Tullio Pericoli (Colli del Tronto, 1936), è un artista e disegnatore italiano. Nel 1961, su spinta di Cesare Zavattini, si trasferisce a Milano, dove vive tuttora. Inizia a collaborare con Il Giorno con disegni che accompagnano racconti di Calvino, Levi, Gadda e Soldati. Negli anni successivi i suoi disegni compariranno sui più importanti giornali, italiani ed esteri. Nel 1984 inizia a lavorare presso La Repubblica, con la quale collabora anche oggi. Contemporaneamente la sua ricerca pittorica, che si era avviata all’inizio degli anni ’70 con la serie delle “geologie”, prosegue con un ciclo di opere che sfoceranno, nel 1980, nella mostra Rubare a Klee alla Galleria Il Milione a Milano. Il paesaggio diventa sempre più centrale nel suo lavoro: nel 1984 il volume Robinson Crusoe per la Olivetti segna una svolta e i disegni che lo compongono saranno esposti per la prima volta al PAC di Milano. Nel 1987, su committenza di Livio Garzanti, realizza, nella storica sede di via della Spiga a Milano, una pittura murale che racconta la vita della sua casa editrice e nel 1991 Milano gli dedica una importante mostra nella Sala delle Cariatidi a Palazzo Reale. I paesaggi della sua terra d’origine fanno da sfondo alle scene e ai costumi dell’Elisir d’Amore di Donizetti che reinventa totalmente per l’Opernhaus di Zurigo nel 1995 e nel 1998 per il Teatro alla Scala di Milano. Nel 2002 realizza le scene e i costumi de Il Turco in Italia di Rossini ancora per l’Opernhaus di Zurigo.
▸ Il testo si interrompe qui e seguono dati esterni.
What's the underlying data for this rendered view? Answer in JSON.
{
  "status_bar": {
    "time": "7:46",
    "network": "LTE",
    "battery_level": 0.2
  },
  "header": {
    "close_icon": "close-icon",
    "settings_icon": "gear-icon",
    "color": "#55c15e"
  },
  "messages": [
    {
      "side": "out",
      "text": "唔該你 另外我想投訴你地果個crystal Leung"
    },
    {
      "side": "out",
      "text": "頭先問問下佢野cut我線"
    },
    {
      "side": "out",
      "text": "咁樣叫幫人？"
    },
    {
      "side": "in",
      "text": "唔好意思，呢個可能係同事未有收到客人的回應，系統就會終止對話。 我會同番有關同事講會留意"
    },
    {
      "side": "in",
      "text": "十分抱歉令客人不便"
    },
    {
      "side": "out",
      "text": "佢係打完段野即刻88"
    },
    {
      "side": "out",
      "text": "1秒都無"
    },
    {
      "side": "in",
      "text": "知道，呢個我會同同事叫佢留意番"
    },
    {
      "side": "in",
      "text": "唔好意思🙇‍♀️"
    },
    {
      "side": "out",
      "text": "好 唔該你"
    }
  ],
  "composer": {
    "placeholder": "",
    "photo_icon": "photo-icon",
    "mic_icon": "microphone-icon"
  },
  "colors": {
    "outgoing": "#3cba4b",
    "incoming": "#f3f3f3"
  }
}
Negli ultimi due decenni la sua attività si concentra sempre di più sulla pittura di paesaggio. Nel 2010 un’ampia esposizione presso il Museo dell’Ara Pacis di Roma dal titolo Lineamenti, propone una sintesi pittorica delle sue due principali forme d’espressione. L’ultimo dei molti libri pubblicati con Adelphi è il suo Arte e Parte uscito nel gennaio di quest’anno.